Example 1: If the random experiment is to flip a fair coin twice, the
sample space is
𝑆 = {𝐻𝐻, 𝐻𝑇, 𝑇𝐻, 𝑇𝑇}.
Define a random variable X = number of heads that occur when I
flip a fair coin twice. This is an example of a discrete random
variable. Then 𝑋(𝐻𝐻) = 2, 𝑋(𝐻𝑇) = 1, 𝑋(𝑇𝐻) = 1, and 𝑋(𝑇𝑇) =
0.
Note: We will discuss continuous random variables in Chapter 5.
In Chapter 4, we discuss discrete distributions, including certain
useful families of discrete distributions.
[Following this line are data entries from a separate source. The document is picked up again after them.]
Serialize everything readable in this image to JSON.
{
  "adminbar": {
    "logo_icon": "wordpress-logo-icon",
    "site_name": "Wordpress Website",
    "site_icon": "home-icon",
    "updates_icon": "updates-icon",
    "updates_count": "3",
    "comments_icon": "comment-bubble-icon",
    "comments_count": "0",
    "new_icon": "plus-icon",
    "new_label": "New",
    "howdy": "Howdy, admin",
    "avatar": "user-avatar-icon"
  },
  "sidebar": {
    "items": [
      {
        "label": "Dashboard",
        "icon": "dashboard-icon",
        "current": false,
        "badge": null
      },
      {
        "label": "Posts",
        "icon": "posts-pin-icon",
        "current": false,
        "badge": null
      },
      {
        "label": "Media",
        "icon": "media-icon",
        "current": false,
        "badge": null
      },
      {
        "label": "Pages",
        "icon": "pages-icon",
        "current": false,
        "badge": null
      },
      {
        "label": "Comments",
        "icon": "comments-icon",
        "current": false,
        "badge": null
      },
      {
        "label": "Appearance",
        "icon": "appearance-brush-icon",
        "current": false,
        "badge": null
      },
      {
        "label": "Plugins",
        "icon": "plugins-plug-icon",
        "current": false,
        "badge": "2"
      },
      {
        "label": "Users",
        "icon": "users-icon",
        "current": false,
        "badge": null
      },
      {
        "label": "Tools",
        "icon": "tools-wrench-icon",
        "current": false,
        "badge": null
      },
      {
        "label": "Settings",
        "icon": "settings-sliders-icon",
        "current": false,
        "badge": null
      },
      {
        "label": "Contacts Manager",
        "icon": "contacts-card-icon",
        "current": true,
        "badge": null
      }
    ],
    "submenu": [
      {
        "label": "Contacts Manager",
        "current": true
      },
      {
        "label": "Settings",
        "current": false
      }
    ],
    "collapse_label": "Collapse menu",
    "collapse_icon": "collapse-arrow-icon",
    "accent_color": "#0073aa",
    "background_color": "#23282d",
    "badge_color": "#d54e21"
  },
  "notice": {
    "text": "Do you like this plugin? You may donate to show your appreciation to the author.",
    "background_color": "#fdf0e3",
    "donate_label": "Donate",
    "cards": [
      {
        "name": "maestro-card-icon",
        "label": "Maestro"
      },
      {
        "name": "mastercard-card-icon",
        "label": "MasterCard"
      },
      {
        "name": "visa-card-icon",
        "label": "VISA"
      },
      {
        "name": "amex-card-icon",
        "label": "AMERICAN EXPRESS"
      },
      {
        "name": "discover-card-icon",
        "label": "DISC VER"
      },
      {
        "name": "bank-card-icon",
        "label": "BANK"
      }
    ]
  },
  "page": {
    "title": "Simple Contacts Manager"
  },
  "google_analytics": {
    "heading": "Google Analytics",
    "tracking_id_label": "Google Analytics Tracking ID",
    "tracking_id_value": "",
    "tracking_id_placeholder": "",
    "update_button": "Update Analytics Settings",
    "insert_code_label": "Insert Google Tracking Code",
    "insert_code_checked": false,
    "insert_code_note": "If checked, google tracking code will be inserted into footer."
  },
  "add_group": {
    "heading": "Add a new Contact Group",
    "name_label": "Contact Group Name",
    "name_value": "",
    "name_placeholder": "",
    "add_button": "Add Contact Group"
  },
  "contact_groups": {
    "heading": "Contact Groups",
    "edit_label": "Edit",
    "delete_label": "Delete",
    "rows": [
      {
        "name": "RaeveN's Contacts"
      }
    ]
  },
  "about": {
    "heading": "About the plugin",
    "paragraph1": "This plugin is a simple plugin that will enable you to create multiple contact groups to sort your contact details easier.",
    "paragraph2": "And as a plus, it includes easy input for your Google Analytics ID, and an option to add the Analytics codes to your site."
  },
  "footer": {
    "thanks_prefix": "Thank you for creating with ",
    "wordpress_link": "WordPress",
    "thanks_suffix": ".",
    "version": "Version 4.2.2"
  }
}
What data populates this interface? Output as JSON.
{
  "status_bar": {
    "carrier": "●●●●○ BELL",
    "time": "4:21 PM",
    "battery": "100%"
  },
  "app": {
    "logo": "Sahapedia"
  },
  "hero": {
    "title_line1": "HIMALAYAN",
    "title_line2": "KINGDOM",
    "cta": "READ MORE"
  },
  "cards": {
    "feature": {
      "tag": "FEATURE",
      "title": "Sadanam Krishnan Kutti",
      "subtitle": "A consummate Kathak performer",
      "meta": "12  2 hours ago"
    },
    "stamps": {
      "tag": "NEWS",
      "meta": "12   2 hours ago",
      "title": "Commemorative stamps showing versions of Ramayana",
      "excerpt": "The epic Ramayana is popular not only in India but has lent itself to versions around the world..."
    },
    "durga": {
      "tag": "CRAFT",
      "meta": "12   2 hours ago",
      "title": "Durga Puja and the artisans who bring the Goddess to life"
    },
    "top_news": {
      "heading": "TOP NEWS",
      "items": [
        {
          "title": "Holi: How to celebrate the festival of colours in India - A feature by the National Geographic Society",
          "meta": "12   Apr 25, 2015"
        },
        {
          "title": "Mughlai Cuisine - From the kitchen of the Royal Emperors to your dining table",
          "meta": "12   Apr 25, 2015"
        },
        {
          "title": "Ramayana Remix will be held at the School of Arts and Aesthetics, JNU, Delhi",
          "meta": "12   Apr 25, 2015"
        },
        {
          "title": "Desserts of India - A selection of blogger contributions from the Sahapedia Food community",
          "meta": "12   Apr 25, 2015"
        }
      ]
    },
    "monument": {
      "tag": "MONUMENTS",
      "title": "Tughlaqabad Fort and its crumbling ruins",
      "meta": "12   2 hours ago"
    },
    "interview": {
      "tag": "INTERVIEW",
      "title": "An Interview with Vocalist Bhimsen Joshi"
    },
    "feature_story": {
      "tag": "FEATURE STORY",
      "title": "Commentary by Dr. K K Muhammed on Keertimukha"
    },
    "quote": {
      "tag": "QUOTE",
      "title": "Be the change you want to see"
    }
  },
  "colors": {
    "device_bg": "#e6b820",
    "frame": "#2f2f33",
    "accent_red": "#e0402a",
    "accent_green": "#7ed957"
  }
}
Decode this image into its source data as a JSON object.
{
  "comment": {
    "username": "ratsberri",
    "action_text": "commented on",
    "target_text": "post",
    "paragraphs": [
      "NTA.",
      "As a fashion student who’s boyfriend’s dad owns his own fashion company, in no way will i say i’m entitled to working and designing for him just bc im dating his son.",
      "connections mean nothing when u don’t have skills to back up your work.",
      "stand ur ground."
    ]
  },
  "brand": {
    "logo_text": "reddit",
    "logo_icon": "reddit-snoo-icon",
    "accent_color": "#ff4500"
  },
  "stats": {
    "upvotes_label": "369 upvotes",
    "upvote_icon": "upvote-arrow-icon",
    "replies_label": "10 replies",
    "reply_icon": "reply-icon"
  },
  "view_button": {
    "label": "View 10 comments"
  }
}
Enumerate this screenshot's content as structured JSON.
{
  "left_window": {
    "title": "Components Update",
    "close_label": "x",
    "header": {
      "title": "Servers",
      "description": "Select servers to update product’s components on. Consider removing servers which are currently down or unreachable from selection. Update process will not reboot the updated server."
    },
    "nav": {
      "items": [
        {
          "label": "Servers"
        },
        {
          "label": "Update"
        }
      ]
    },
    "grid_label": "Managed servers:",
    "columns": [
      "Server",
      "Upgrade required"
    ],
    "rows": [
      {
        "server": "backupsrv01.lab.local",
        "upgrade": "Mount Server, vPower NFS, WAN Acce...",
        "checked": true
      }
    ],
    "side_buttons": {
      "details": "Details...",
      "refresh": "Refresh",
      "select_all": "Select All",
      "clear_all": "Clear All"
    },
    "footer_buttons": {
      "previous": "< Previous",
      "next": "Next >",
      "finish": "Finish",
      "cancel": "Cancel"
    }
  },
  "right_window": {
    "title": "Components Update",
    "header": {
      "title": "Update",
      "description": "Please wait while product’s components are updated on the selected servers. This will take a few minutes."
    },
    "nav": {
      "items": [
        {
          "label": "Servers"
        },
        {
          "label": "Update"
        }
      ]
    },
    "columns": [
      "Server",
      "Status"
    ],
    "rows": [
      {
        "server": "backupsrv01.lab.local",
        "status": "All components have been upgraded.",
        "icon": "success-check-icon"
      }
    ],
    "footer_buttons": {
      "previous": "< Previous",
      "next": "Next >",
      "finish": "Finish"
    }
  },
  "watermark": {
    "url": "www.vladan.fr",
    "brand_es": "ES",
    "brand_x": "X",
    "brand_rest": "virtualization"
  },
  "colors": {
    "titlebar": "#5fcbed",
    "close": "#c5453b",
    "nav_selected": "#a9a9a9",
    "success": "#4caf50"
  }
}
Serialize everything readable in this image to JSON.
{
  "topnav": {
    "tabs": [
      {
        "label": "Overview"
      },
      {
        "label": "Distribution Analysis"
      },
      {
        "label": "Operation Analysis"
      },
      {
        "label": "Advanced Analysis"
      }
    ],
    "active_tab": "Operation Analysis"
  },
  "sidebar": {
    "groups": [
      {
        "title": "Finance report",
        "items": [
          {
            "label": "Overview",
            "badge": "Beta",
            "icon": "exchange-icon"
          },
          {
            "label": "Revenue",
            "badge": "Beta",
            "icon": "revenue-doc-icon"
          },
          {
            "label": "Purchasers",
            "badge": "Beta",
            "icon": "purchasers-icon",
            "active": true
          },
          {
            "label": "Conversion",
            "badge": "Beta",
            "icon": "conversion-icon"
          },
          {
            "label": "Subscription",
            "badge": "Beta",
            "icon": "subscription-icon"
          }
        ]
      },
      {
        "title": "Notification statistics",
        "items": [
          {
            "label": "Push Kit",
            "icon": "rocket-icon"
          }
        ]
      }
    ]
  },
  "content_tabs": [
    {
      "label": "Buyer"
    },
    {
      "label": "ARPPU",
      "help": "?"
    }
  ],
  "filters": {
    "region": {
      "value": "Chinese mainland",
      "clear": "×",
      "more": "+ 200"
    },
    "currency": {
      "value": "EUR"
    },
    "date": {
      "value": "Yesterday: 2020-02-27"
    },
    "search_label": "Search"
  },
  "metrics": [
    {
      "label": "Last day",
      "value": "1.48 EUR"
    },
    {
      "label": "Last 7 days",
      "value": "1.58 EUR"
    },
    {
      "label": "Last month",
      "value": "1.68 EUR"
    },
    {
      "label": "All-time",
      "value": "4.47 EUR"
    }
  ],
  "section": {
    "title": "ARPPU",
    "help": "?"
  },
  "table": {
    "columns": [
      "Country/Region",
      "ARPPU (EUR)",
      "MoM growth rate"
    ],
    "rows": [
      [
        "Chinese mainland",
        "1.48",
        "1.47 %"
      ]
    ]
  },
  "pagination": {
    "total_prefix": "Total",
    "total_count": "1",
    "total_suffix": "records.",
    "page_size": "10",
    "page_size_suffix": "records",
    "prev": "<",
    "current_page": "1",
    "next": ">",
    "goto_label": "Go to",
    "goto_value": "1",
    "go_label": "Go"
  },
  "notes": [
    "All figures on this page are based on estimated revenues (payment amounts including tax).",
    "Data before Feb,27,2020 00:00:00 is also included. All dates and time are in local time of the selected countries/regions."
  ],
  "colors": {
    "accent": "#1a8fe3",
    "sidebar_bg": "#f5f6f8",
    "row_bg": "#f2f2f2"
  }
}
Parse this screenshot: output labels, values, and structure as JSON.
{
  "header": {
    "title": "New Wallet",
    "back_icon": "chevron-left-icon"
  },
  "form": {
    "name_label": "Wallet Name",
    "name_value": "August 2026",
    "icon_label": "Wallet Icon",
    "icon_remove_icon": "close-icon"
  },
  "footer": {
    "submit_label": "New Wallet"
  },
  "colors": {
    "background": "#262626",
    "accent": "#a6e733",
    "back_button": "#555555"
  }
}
Defn: The probability distribution of a discrete random variable X
is a set of ordered pairs of numbers. In each pair, the first number is
a possible value, x, of X, and the second number is the probability
that the observed value of X will be x when we perform the random
experiment. We can represent the distribution either as a function or
(if the number of possible values of X is relatively small) as a table.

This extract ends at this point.